ICIs activate T cells and may suppress viral infection (11,12); however, the incidence of early death is high in patients who developed COVID-19 immediately after ICI treatment (13). It has been demonstrated that approximately 80% of SARS-CoV-2-positive patients treated with ICIs require hospitalization for pneumonia (14). With regard to G-CSF treatment, its impact on COVID-19 remains controversial. A randomized clinical trial demonstrated that, in patients with COVID-19 and lymphopenia, recombinant G-CSF treatment reduced the number of patients who developed critical illness or died (15). On the other hand, a report documented three patients with underlying malignant diseases and COVID-19, who exhibited an acute worsening of hypoxemia and hypotension within 72 hours after the administration of G-CSF (16). Another patient with nasopharyngeal cancer and COVID-19 developed progressive respiratory failure 5 days after the administration of G-CSF (17). Two retrospective, observational studies of cancer patients with neutropenia and COVID-19 demonstrated that the administration of G-CSF was positively associated with hospitalization, respiratory failure, and death (18,19). These studies demonstrated that a longer duration of treatment and higher response to G-CSF was associated with poor outcomes (18,19). G-CSF mobilizes not only neutrophils, but also various subsets of lymphocytes (20), which may lead to the deterioration of post-COVID-19 organizing pneumonia.

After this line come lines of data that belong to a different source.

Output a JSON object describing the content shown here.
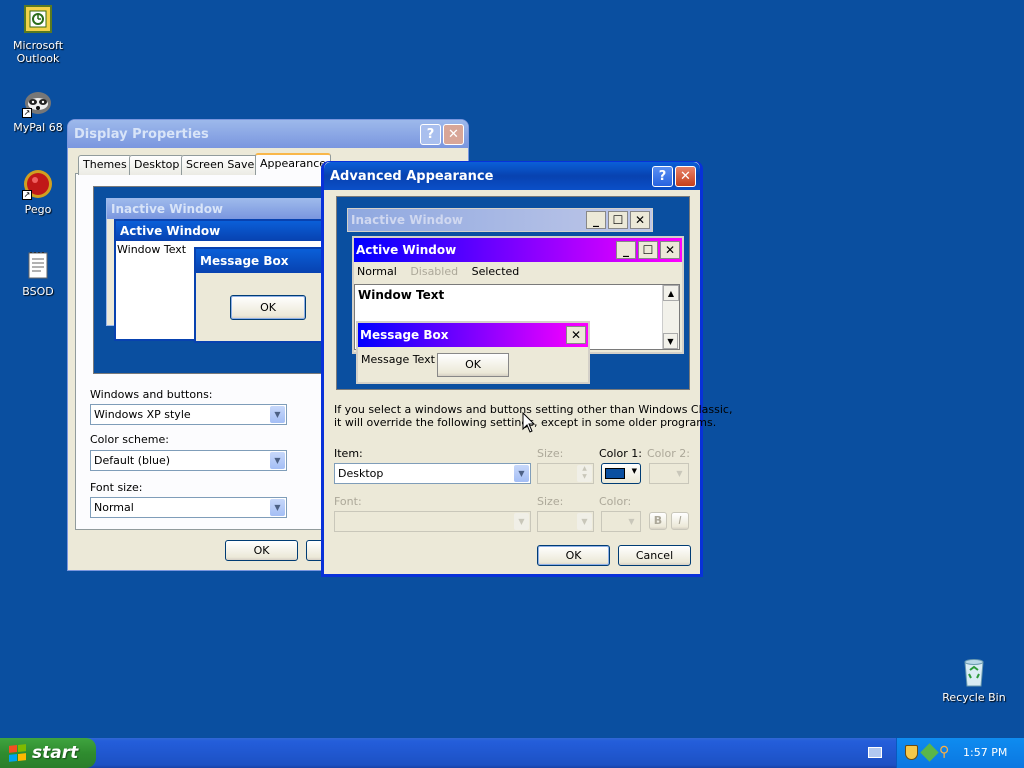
{
  "desktop": {
    "icons": [
      {
        "label": "Microsoft Outlook"
      },
      {
        "label": "MyPal 68"
      },
      {
        "label": "Pego"
      },
      {
        "label": "BSOD"
      },
      {
        "label": "Recycle Bin"
      }
    ]
  },
  "display_properties": {
    "title": "Display Properties",
    "tabs": [
      "Themes",
      "Desktop",
      "Screen Saver",
      "Appearance"
    ],
    "preview": {
      "inactive_title": "Inactive Window",
      "active_title": "Active Window",
      "window_text": "Window Text",
      "msgbox_title": "Message Box",
      "ok": "OK"
    },
    "windows_buttons_label": "Windows and buttons:",
    "windows_buttons_value": "Windows XP style",
    "color_scheme_label": "Color scheme:",
    "color_scheme_value": "Default (blue)",
    "font_size_label": "Font size:",
    "font_size_value": "Normal",
    "ok": "OK"
  },
  "advanced": {
    "title": "Advanced Appearance",
    "preview": {
      "inactive_title": "Inactive Window",
      "active_title": "Active Window",
      "menu_normal": "Normal",
      "menu_disabled": "Disabled",
      "menu_selected": "Selected",
      "window_text": "Window Text",
      "msgbox_title": "Message Box",
      "message_text": "Message Text",
      "ok": "OK"
    },
    "info_line1": "If you select a windows and buttons setting other than Windows Classic,",
    "info_line2": "it will override the following settings, except in some older programs.",
    "item_label": "Item:",
    "item_value": "Desktop",
    "size_label": "Size:",
    "color1_label": "Color 1:",
    "color2_label": "Color 2:",
    "font_label": "Font:",
    "size2_label": "Size:",
    "color_label": "Color:",
    "bold": "B",
    "italic": "I",
    "ok": "OK",
    "cancel": "Cancel"
  },
  "taskbar": {
    "start": "start",
    "clock": "1:57 PM"
  },
  "colors": {
    "desktop": "#0a4fa0",
    "active_gradient_start": "#0000ff",
    "active_gradient_end": "#ff00ff"
  }
}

Interestingly, the patient has maintained a good partial response, despite the discontinuation of lung cancer treatment since his recovery from COVID-19. Spontaneous tumor regression has been reported to occur in 1 per 14,000 cancer cases, and has been linked to tuberculosis, influenza virus infection, and other infectious diseases (21,22). Although the SARS-CoV-2 infection was aggravated by ICI treatment, the infection may have enhanced the effects of ICI on tumor regression.

Conclusion

Patients undergoing immunochemotherapy for carcinoma are at high risk for severe COVID-19 due to multiple factors, including hypercoagulability and chemotherapy-induced immunosuppression. Physicians should also be aware that ICI and/or G-CSF can cause overactivation of the immune system and may worsen COVID-19 and post-COVID-19 organizing pneumonia.

The authors state that they have no Conflict of Interest (COI).